Ethical, Legal, Social Implications?

And so the sine wave of CRISPR hype, speculative applications, and Twitter-shattering developments has continued these past weeks. The policy debate about how to regulate genome editing also continues, though it often seems to be monopolized by the same few voices.

The Associated Press made a pass at discussing ethics on October 9 under the headline Gene editing: Research spurs debate over promise vs. ethics. The story quoted scientists heavily invested in CRISPR research, in varying degrees of cautious stances. "We need to try to get the balance right," Jennifer Doudna told AP, while George Daley remarked “this isn't a conversation on a cloud,” emphasizing the drive to “move this forward” from families who seek treatment for rare genetic diseases.

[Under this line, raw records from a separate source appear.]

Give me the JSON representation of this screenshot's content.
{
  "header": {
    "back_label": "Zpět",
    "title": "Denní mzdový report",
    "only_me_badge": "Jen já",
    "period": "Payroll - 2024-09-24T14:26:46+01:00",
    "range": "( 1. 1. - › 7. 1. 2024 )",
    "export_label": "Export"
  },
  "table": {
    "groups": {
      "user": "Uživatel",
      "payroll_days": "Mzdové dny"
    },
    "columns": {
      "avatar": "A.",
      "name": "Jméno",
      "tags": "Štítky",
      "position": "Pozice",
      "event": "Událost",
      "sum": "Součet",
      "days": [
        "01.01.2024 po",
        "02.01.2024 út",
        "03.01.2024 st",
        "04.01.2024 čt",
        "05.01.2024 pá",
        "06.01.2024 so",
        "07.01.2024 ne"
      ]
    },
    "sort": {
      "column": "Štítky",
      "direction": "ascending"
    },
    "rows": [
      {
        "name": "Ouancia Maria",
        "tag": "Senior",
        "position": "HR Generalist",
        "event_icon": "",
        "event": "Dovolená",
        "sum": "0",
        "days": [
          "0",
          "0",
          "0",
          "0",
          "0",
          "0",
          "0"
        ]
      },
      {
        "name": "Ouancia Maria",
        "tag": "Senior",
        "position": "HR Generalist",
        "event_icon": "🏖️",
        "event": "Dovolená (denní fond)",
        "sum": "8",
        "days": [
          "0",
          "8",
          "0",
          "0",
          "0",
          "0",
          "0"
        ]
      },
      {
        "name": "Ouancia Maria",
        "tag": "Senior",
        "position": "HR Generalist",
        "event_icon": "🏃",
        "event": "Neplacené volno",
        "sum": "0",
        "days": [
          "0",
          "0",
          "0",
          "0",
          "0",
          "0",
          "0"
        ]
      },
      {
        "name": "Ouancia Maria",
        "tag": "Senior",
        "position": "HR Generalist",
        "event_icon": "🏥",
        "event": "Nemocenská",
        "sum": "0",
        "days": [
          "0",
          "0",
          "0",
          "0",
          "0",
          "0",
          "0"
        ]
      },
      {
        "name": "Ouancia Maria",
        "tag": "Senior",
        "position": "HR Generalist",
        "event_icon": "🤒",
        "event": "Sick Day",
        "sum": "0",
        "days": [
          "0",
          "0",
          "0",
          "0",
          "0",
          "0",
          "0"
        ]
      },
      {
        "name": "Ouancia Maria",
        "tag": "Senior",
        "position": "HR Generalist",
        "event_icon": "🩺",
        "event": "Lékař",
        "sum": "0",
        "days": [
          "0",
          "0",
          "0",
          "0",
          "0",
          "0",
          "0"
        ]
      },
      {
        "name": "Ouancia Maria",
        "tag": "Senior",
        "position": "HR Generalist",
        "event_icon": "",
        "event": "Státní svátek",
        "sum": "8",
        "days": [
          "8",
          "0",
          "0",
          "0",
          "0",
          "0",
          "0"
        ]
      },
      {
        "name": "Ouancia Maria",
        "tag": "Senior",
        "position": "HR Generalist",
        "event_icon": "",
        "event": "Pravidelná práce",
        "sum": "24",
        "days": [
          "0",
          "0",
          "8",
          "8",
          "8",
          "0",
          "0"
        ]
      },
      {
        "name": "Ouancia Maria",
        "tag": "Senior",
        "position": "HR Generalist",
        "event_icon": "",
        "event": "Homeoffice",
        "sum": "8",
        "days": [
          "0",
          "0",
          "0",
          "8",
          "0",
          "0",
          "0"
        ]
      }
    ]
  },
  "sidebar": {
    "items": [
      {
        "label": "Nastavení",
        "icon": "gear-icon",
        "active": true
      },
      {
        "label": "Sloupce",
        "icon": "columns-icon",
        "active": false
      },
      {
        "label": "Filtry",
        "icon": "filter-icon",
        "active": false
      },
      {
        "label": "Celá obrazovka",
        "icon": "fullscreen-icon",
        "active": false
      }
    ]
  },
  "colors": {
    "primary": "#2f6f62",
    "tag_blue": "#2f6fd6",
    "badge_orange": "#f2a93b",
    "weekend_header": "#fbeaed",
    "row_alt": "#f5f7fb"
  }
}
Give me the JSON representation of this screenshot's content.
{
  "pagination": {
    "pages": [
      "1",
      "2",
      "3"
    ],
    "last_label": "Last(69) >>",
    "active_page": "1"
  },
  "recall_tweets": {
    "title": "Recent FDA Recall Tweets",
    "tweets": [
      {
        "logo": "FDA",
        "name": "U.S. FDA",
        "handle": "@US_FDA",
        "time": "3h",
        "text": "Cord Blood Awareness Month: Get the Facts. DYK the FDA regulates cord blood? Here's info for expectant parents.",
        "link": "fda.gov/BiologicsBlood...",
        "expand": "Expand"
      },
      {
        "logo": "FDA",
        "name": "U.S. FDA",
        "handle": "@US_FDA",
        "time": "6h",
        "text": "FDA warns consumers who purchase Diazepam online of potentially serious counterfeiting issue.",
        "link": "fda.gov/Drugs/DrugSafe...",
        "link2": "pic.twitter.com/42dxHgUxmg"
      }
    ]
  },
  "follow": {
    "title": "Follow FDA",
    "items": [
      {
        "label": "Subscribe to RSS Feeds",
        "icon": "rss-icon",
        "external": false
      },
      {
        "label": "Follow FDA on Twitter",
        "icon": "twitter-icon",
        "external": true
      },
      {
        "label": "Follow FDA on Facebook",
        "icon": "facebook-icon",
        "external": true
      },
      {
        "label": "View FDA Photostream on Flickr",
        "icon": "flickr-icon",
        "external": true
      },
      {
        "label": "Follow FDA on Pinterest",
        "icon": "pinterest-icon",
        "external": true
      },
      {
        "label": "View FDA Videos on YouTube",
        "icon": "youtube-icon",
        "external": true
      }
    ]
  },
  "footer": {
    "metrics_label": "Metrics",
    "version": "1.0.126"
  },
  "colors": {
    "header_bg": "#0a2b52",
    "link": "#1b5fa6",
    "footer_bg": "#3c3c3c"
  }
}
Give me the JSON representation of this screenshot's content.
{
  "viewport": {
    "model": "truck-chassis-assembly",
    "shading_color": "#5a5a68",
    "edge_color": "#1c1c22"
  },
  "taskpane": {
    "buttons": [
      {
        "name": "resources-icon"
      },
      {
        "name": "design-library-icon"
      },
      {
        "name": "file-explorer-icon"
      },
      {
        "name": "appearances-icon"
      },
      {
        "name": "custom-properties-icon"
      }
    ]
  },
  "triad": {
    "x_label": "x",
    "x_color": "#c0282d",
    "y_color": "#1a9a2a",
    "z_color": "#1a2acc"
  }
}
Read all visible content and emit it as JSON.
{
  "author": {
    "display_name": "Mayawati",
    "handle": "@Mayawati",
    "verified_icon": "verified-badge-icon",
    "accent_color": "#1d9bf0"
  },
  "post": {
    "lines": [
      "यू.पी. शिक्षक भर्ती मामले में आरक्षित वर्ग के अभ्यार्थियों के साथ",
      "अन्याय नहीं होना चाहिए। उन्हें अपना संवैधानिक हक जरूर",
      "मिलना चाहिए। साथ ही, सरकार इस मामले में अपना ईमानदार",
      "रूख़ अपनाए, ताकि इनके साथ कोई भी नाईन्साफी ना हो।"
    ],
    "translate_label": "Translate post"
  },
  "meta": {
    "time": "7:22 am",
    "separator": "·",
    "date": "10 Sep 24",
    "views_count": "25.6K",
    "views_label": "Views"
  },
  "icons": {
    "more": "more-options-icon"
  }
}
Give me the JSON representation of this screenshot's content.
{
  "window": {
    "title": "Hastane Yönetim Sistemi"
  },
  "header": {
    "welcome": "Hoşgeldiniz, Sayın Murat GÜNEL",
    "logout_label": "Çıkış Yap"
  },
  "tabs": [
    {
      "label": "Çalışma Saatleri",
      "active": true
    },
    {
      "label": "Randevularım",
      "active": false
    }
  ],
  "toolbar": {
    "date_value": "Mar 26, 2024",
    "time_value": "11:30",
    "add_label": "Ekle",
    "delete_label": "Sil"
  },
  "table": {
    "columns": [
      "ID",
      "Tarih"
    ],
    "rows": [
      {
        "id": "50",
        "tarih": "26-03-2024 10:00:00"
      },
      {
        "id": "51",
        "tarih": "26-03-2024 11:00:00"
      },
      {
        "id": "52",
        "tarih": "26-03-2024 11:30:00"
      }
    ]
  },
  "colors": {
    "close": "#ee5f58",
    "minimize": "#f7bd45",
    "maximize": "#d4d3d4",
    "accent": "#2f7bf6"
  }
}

But in the National Academies’ October 5 “public information session,” Daley emphasized the need to draw the line between “permissible and nonpermissible applications” for CRISPR, clarifying that he was not implying that George Church’s list of protective alleles for germline enhancement would qualify as “permissible.”

Canvassing the social concerns at issue, UNESCO updated its report on the human genome, recommending a moratorium on editing the human germline and that somatic CRISPR interventions be used “only for preventive, diagnostic or therapeutic reasons.” Kings College bioethicists Silvia Camporesi and Lara Marks responded quickly and bizarrely, calling the UNESCO suggestion “undemocratic” and a rehash of “old arguments.” In fact, UNESCO’s concerns — justice, access, the human genome as commons, and the potential for a renewed form of eugenics — deserve the global public’s full attention as we weigh the benefits and risks, known and unforeseeable, of germline intervention into human DNA amid the commercial and political dynamics of rapidly advancing biotechnology.

We have yet to see any real plans for a publically inclusive democratic debate (not like that one) that fully engages the host of social and ethical issues that genome editing manifests.